Our process
Accompanying text:
Thanks to our relationship with David Lasker Communications, we can provide written content to accompany your photography, including cutlines (captions), press release, full media kit or even an entire PR campaign.
Editorial insight.
With decades of experience in working with editors and art directors at design publications, we know how to supply them with the right mix of wide shots, details, and vertical (mandatory for magazine covers) and horizontal images.

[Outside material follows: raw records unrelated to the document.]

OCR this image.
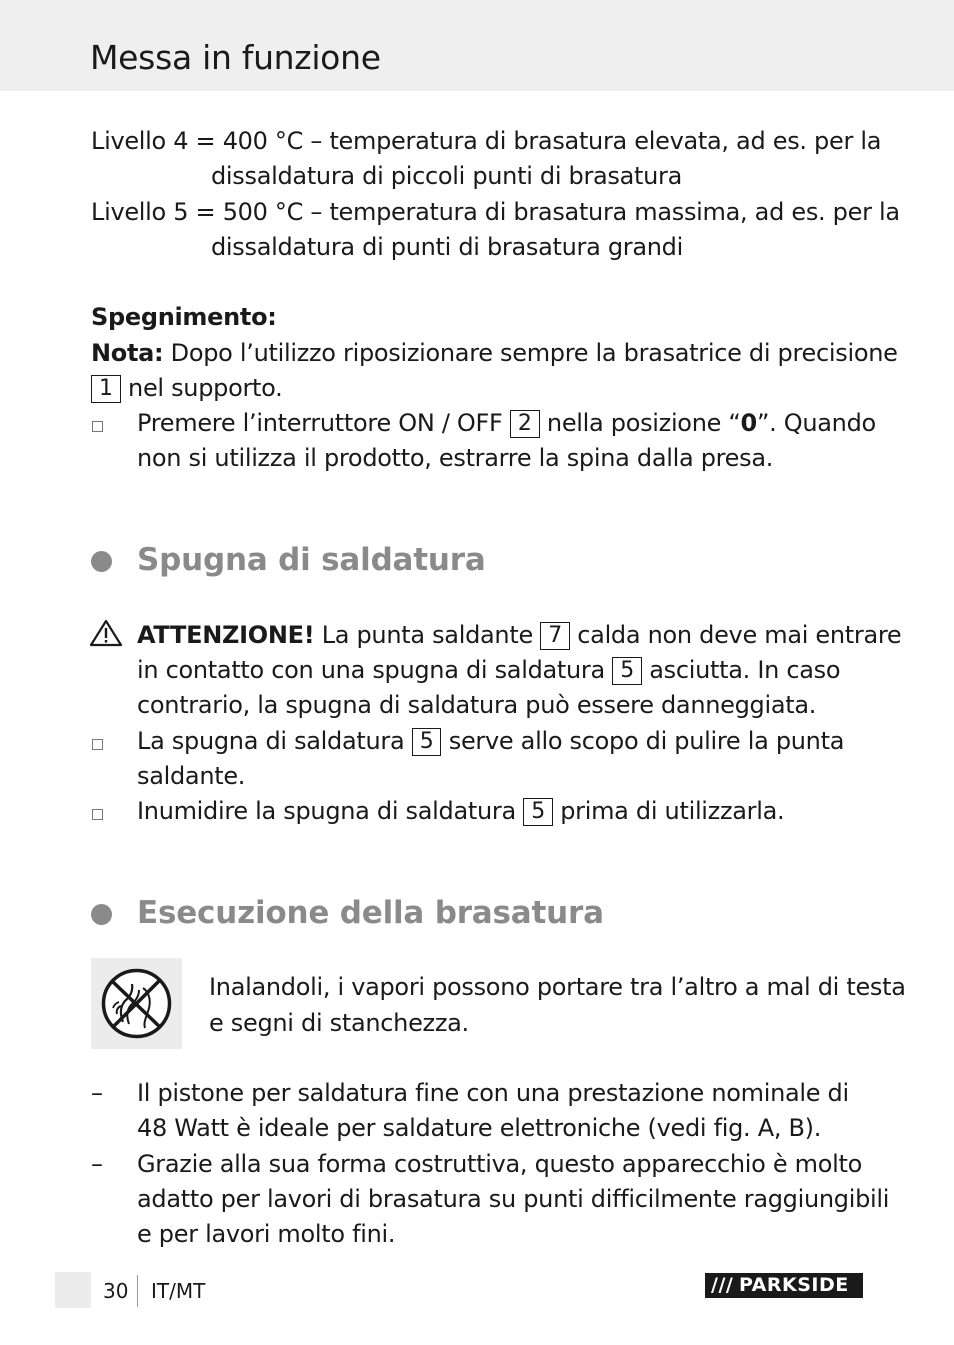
Messa in funzione
Livello 4 = 400 °C – temperatura di brasatura elevata, ad es. per la
dissaldatura di piccoli punti di brasatura
Livello 5 = 500 °C – temperatura di brasatura massima, ad es. per la
dissaldatura di punti di brasatura grandi
Spegnimento:
Nota: Dopo l’utilizzo riposizionare sempre la brasatrice di precisione
1 nel supporto.
Premere l’interruttore ON / OFF 2 nella posizione “0”. Quando
non si utilizza il prodotto, estrarre la spina dalla presa.
Spugna di saldatura
ATTENZIONE! La punta saldante 7 calda non deve mai entrare
in contatto con una spugna di saldatura 5 asciutta. In caso
contrario, la spugna di saldatura può essere danneggiata.
La spugna di saldatura 5 serve allo scopo di pulire la punta
saldante.
Inumidire la spugna di saldatura 5 prima di utilizzarla.
Esecuzione della brasatura
Inalandoli, i vapori possono portare tra l’altro a mal di testa
e segni di stanchezza.
– Il pistone per saldatura fine con una prestazione nominale di
48 Watt è ideale per saldature elettroniche (vedi fig. A, B).
– Grazie alla sua forma costruttiva, questo apparecchio è molto
adatto per lavori di brasatura su punti difficilmente raggiungibili
e per lavori molto fini.
30 IT/MT	/// PARKSIDE
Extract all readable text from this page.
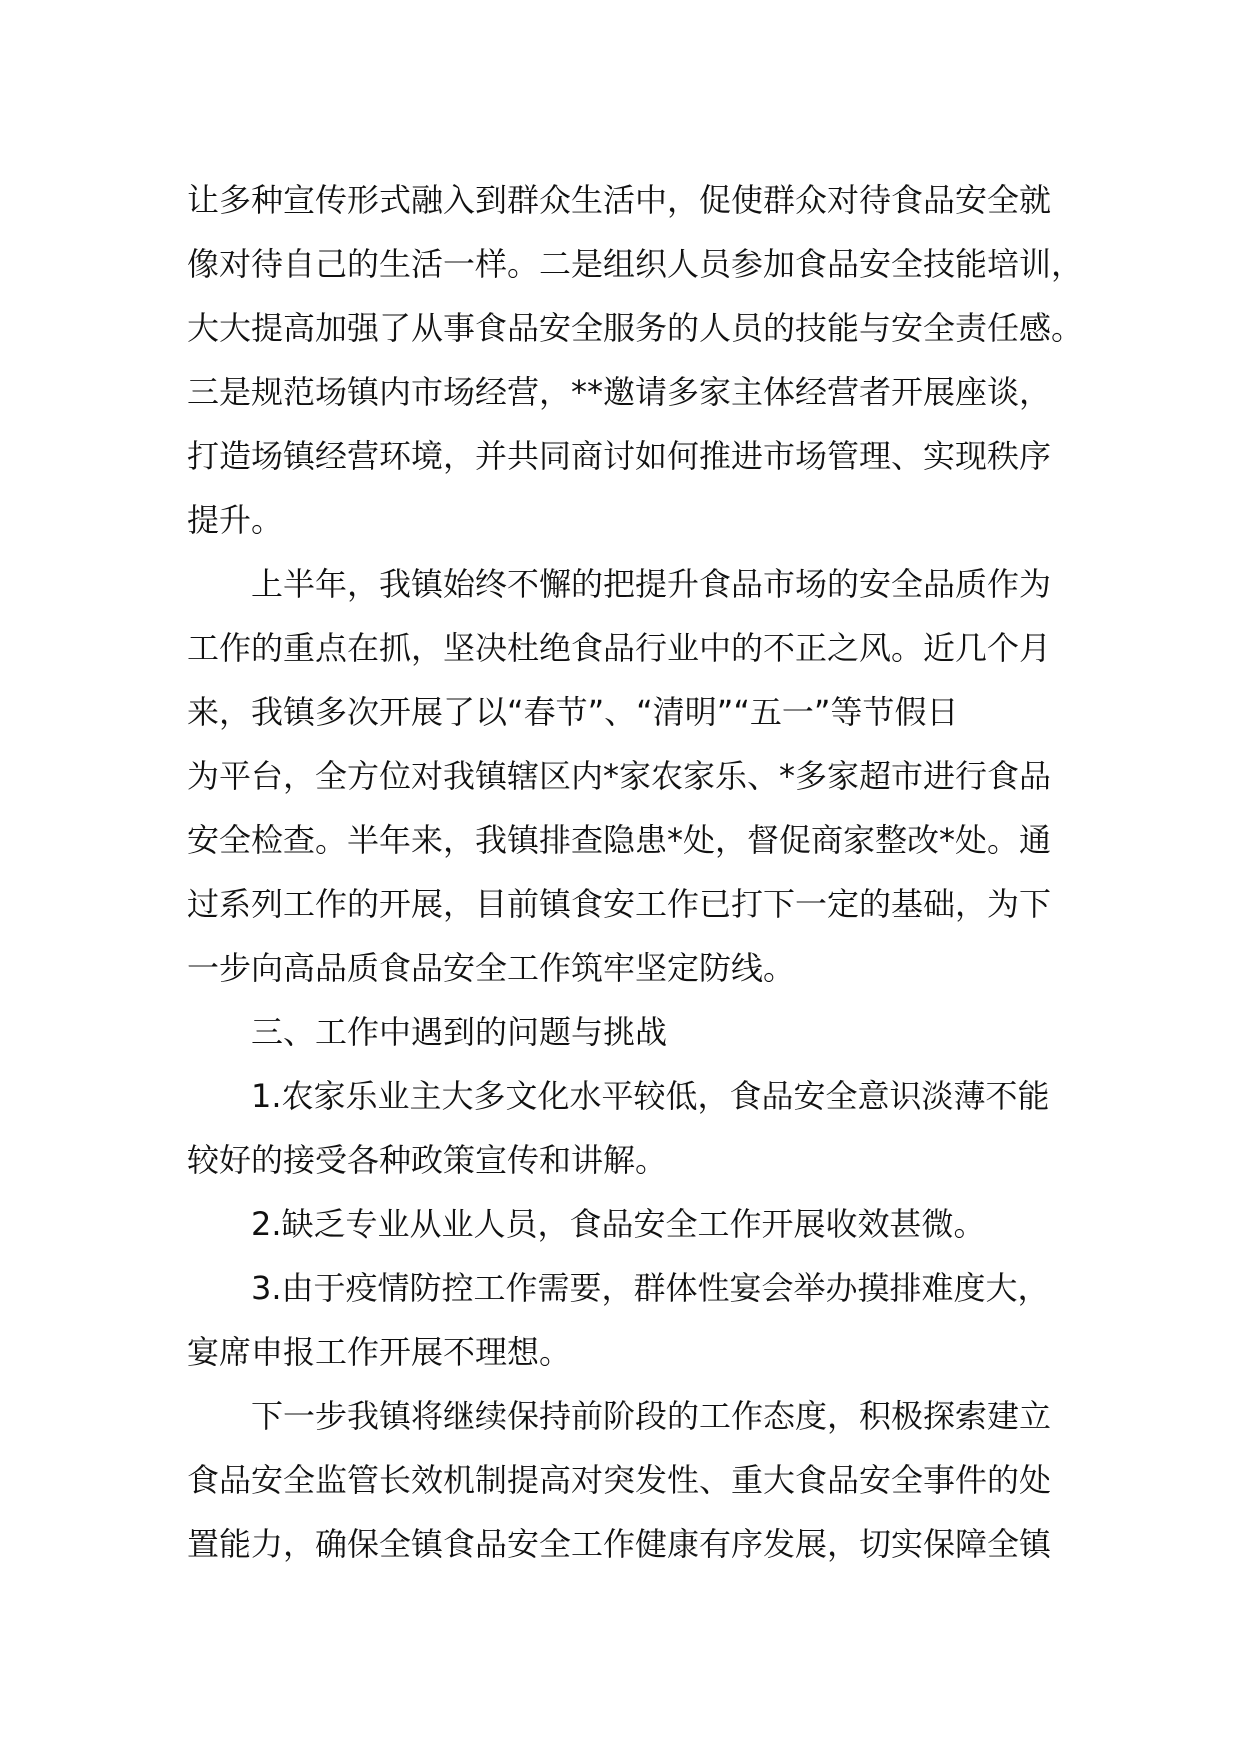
让多种宣传形式融入到群众生活中，促使群众对待食品安全就
像对待自己的生活一样。二是组织人员参加食品安全技能培训，
大大提高加强了从事食品安全服务的人员的技能与安全责任感。
三是规范场镇内市场经营，**邀请多家主体经营者开展座谈，
打造场镇经营环境，并共同商讨如何推进市场管理、实现秩序
提升。

上半年，我镇始终不懈的把提升食品市场的安全品质作为
工作的重点在抓，坚决杜绝食品行业中的不正之风。近几个月
来，我镇多次开展了以“春节”、“清明”“五一”等节假日
为平台，全方位对我镇辖区内*家农家乐、*多家超市进行食品
安全检查。半年来，我镇排查隐患*处，督促商家整改*处。通
过系列工作的开展，目前镇食安工作已打下一定的基础，为下
一步向高品质食品安全工作筑牢坚定防线。

三、工作中遇到的问题与挑战

1.农家乐业主大多文化水平较低，食品安全意识淡薄不能
较好的接受各种政策宣传和讲解。

2.缺乏专业从业人员，食品安全工作开展收效甚微。

3.由于疫情防控工作需要，群体性宴会举办摸排难度大，
宴席申报工作开展不理想。

下一步我镇将继续保持前阶段的工作态度，积极探索建立
食品安全监管长效机制提高对突发性、重大食品安全事件的处
置能力，确保全镇食品安全工作健康有序发展，切实保障全镇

End-to-end responsibility:
We will take on the hassle of arranging a shoot so that clients don’t have to. We will secure permission from your project’s gatekeeper, whether it be the building official, curator, facility manager or economic-development officer. On the day of the shoot, we will strictly adhere to agreed-upon arrival and departure times and leave the space as we found it.
Lighting:
We bring lighting equipment to our shoots to ensure accurate reproduction of your space. Telltale signs of shooting only with available light include images that lack sparkle; washed-out, desaturated hues; random streaks of sunlight; and incongruous foreground shadows. Sunlight streaks are problematic because the eye always zooms to the brightest part of the picture regardless of the designer’s intent. Large shadows are bad because they lack detail that no amount of “brushing up” in Lightroom or Photoshop can compensate for when information is missing because the camera sensor never recorded it in the first place. Such images have a synthetic, fake, over-processed look evoking renderings.
Styling and staging:
We bring props and cleaning supplies when we photograph interiors to ensure the right balance between a bare-bones, empty-warehouse look and distracting clutter, and to provide subtle cues about scale and how the space is used.